The BMA council currently has 69 members who can vote, all elected by the membership, with a geographical mix as well as five seats designated to ethnic minority members. Council members are intended to represent all branches – from GPs, consultants and specialists to public health medicine and academics, as well as junior doctors and retired doctors. At present some 22 of the 69 council members are listed as “Junior Doctor”. A further five are medical students.
The motion was reportedly tabled by Vassili Crispi, a junior doctor in Yorkshire, and consultant anesthetist Dr Tom Dolphin, who was previously a chair of the BMA’s junior doctors committee.
Dolphin, who has acted as a media spokesman for striking doctors, has previously boasted of charging the NHS £1,870 for a single cover shift during the strikes. Later he donated the sum to the BMA’s strike fund, writing on X (formerly Twitter) that the war chest “supports people to strike, meaning the strike is stronger and the win will come sooner”.
Last October, in another post on X, he described the Conservative government’s decision to ban trans women who were born male from female hospital wards as “cruel, unworkable and almost certainly illegal”.
Crispi, meanwhile, who was also said to have been active in driving the doctors’ strikes, is the co-author of a paper, published in a medical journal, that called for the adoption of “gender-neutral terminology”, and demanded that LGBTQ+ education must be “embedded” with the undergraduate curricula for medics and ‘regularly revisited during postgraduate training”.
A third doctor who backed the motion was Emma Runswick, 28, the deputy chairman of the BMA council. She too has been central in the pro-strike coalition of junior doctors who were elected to the BMA’s leadership body in 2022 and she describes herself as “unashamedly socialist”. (She is the daughter of two Labour activists who have supported former Labour leader Jeremy Corbyn.)
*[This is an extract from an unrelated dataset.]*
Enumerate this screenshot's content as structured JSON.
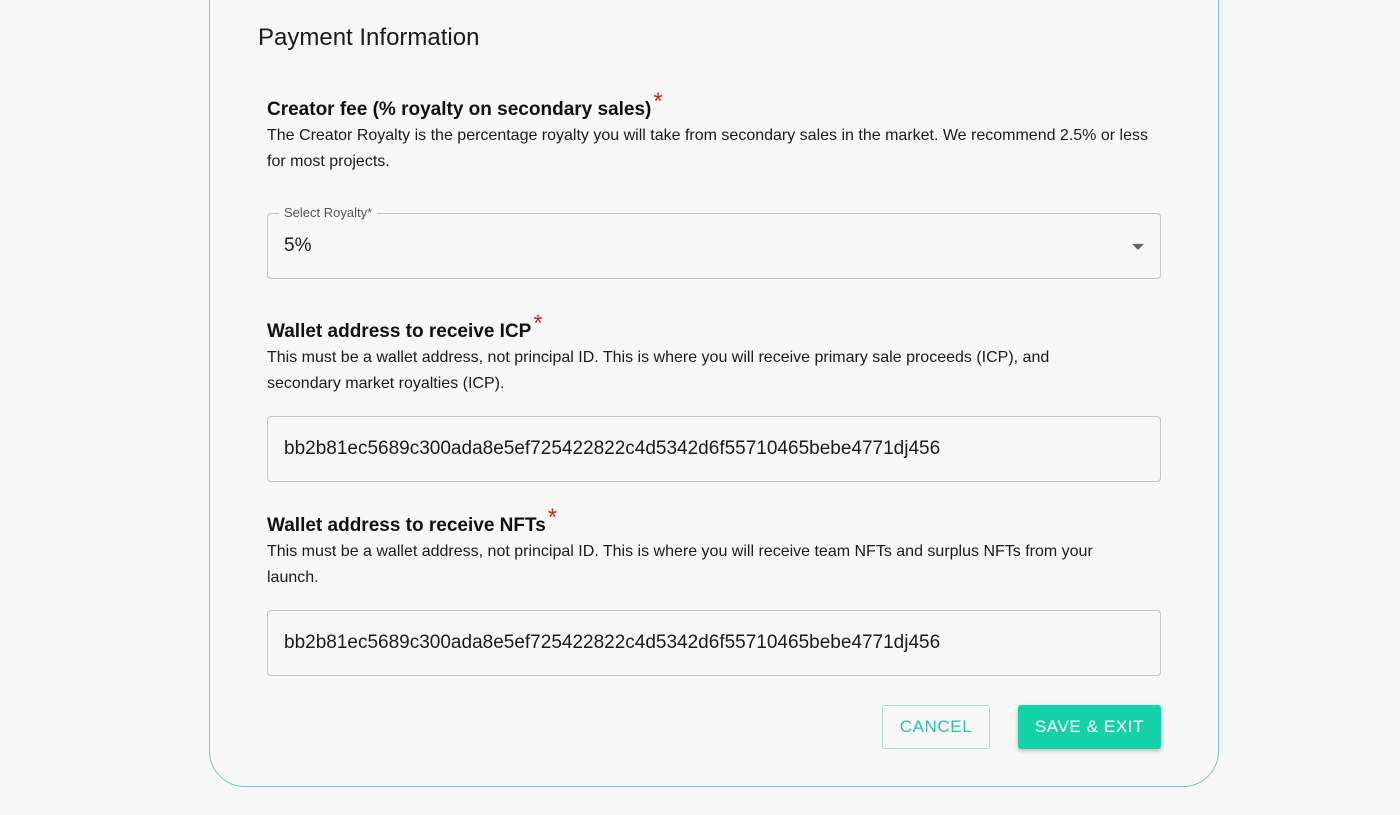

She has been open on social media in sharing her view on puberty blockers. In one post, she criticised Health Secretary Wes Streeting’s ruling to continue the ban on puberty blockers for children as a “terrible political decision”.
For many medics, one of the greatest surprises isn’t the motion to challenge the Cass review but the sheer number of medics willing to publicly oppose the BMA’s stance. Gerada and Cornwall point out that previously many doctors were fearful of speaking out on issues of child gender treatments. That “bubble” has now burst.
“This has fired up doctors in a way that I hadn’t quite grasped when I signed the letter,” Cornwall says. “When the signatories go up to more than a thousand you realise that actually there’s a massive strength of feeling here.
“That’s because the Cass review was seen as such a relief because people have been so frightened to challenge gender-affirming care for children for fear of being called a bigot.”
The longer term impact on the BMA – and whether such deep fractures within it can ever truly be healed – remains to be seen. It has prompted Kingett, a BMA member since 1999, to consider her future with the union, despite being an active member and chair of a local committee.
“I have considered leaving the BMA,” she admits. “But [for now I will] try to get my voice heard and see if the senior BMA leadership will listen and change course somewhat… I think the BMA is worth fighting for.”